Keputusan
Presiden AS, Donald Trump, yang akan memindahkan kedutaannya ke Yerusalem, membuat
dunia bergejolak. Pemindahan tersebut secara langsung berarti mengakui
Yerusalen sebagai ibukota Negara Israel. Kritikan dan kecaman mewarnai aksi
demo menentang keputusan tersebut. Umat islam se-dunia marah. Ada yang membakar
foto gambar Trump. Kedutaan-kedutaan besar Amerika di seluruh dunia dijaga
ketat.
Jika
dicermati pidato Trump (Rabu, 6 Desember) tentang pengakuan Yerusalem sebagai
ibukota Israel, terlihat jelas bahwa keputusan itu hanya sekedar memenuhi janji
politik yang sudah disuarakan pada waktu kampanye. Konon, janji itu sudah
pernah disuarakan oleh presiden-presiden lainnya, namun hanya Trump yang berani
merealisasikan janjinya.
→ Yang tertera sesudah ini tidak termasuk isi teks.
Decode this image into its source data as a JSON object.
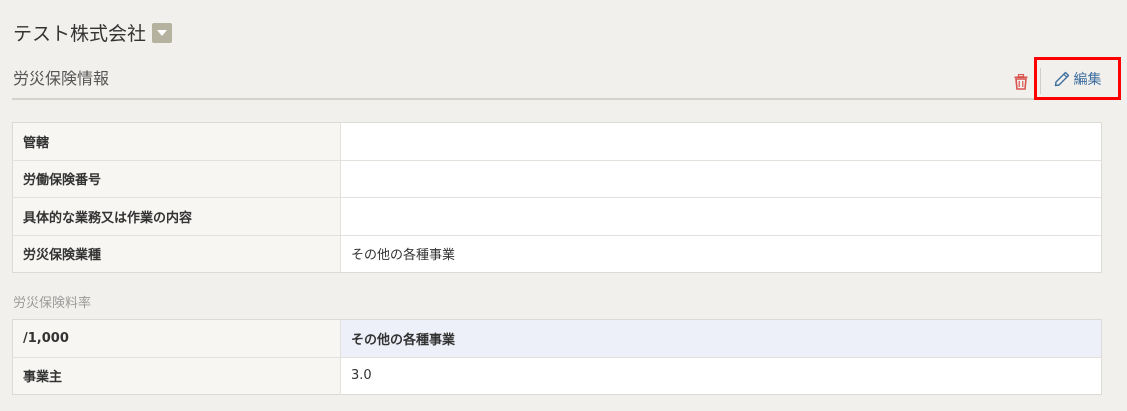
{
  "company": {
    "name": "テスト株式会社",
    "dropdown_icon": "caret-down-icon"
  },
  "section": {
    "title": "労災保険情報"
  },
  "toolbar": {
    "delete_icon": "trash-icon",
    "edit_label": "編集",
    "edit_icon": "pencil-icon",
    "delete_color": "#d9534f",
    "edit_color": "#3d6e9e",
    "highlight_color": "#ff0000"
  },
  "info_table": {
    "rows": [
      {
        "label": "管轄",
        "value": ""
      },
      {
        "label": "労働保険番号",
        "value": ""
      },
      {
        "label": "具体的な業務又は作業の内容",
        "value": ""
      },
      {
        "label": "労災保険業種",
        "value": "その他の各種事業"
      }
    ]
  },
  "rate_section": {
    "caption": "労災保険料率",
    "header": {
      "label": "/1,000",
      "value": "その他の各種事業"
    },
    "rows": [
      {
        "label": "事業主",
        "value": "3.0"
      }
    ]
  }
}
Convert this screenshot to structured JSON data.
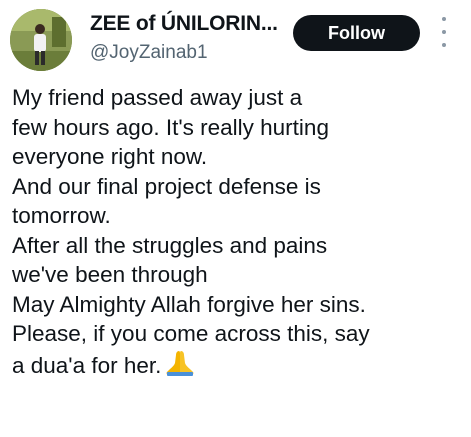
{
  "author": {
    "display_name": "ZEE of ÚNILORIN...",
    "handle": "@JoyZainab1"
  },
  "actions": {
    "follow_label": "Follow"
  },
  "tweet": {
    "lines": [
      "My friend passed away just a",
      "few hours ago. It's really hurting",
      "everyone right now.",
      "And our final project defense is",
      "tomorrow.",
      "After all the struggles and pains",
      "we've been through",
      "May Almighty Allah forgive her sins.",
      "Please, if you come across this, say",
      "a dua'a for her."
    ],
    "emoji": "folded-hands-icon"
  },
  "colors": {
    "text": "#0f1419",
    "secondary_text": "#536471",
    "follow_button_bg": "#0f1419",
    "follow_button_text": "#ffffff",
    "emoji": "#f4b400"
  }
}
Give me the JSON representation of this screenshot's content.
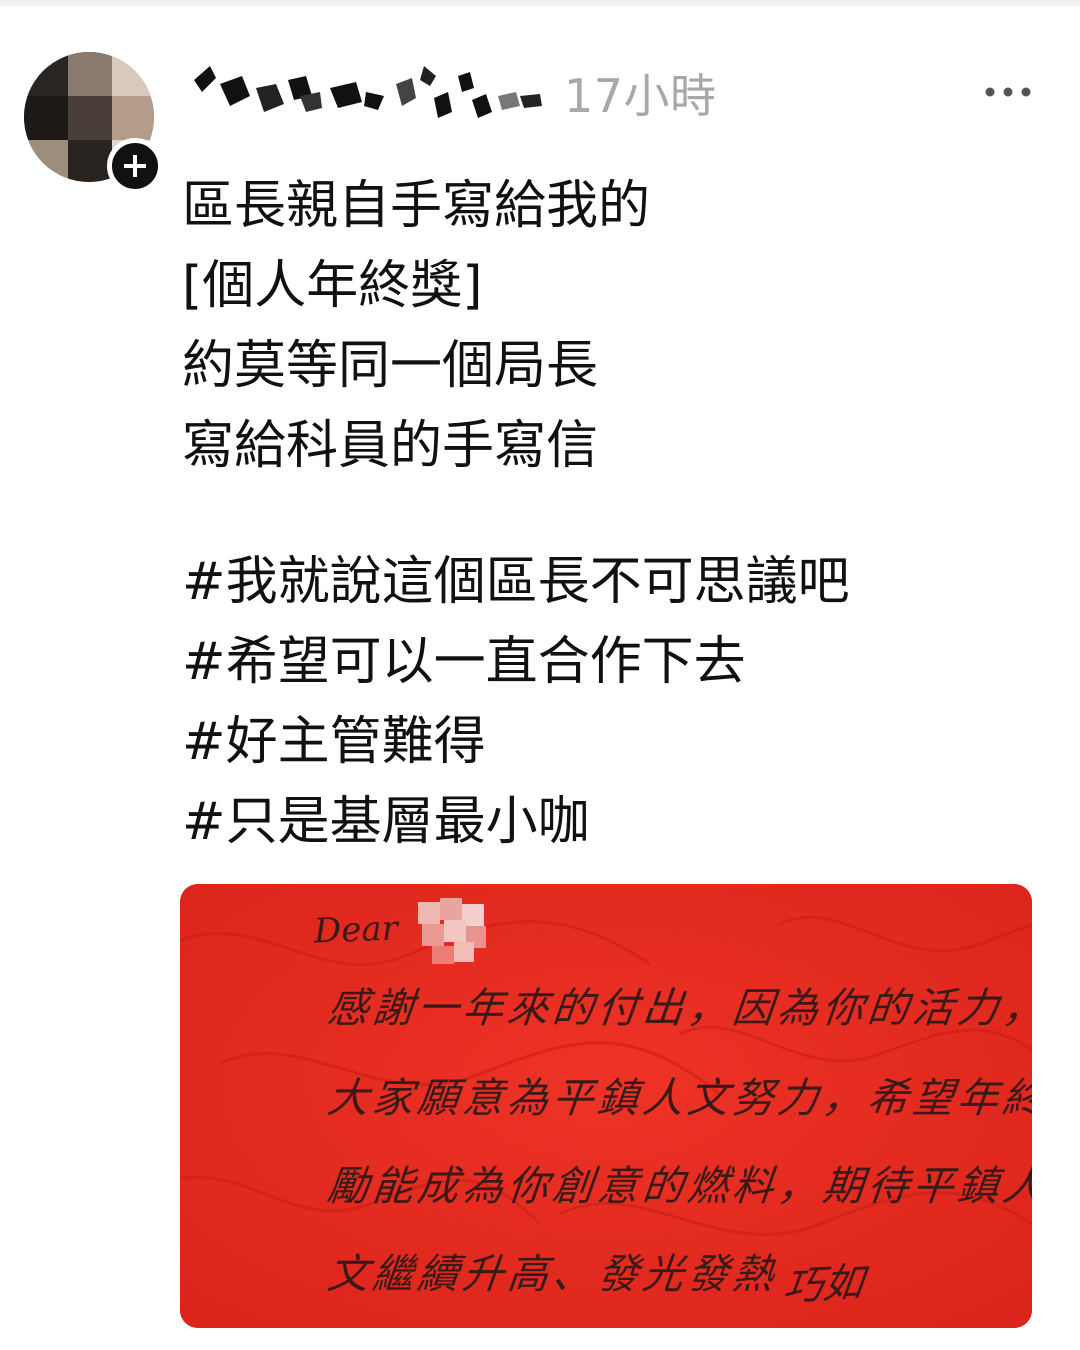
{
  "post": {
    "timestamp": "17小時",
    "caption_lines": [
      "區長親自手寫給我的",
      "[個人年終獎]",
      "約莫等同一個局長",
      "寫給科員的手寫信"
    ],
    "hashtags": [
      "#我就說這個區長不可思議吧",
      "#希望可以一直合作下去",
      "#好主管難得",
      "#只是基層最小咖"
    ]
  },
  "letter": {
    "greeting": "Dear",
    "lines": [
      "感謝一年來的付出，因為你的活力，讓",
      "大家願意為平鎮人文努力，希望年終小獎",
      "勵能成為你創意的燃料，期待平鎮人",
      "文繼續升高、發光發熱"
    ],
    "signature": "巧如"
  },
  "icons": {
    "follow": "plus-icon",
    "more": "more-horizontal-icon"
  },
  "colors": {
    "card_red": "#e82d21",
    "timestamp_gray": "#a8a8a8",
    "text": "#111111"
  }
}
Memenuhi janji kampanye adalah lumrah dalam dunia
politik, sama seperti mengingkarnya. Hal ini tak jauh beda dengan apa yang
dilakukan oleh Anies Baswedan, Gubernur DKI Jakarta, ketika menutup Alexis. Penutupan
itu merupakan bentuk pemenuhan atas janji kampanye Anies, yang dilontarkannya
pada waktu debat publik.
Menghadapi
keputusan Trump tersebut, Organisasi Kerjasama Islam (OKI) menggelar sidang darurat
di Turki. Dalam sidang itu dihasilkan keputusan, bukan hanya sekedar mengutuk
keputusan Trump, melainkan juga menetapkan Yerusalem sebagai ibukota Palestina.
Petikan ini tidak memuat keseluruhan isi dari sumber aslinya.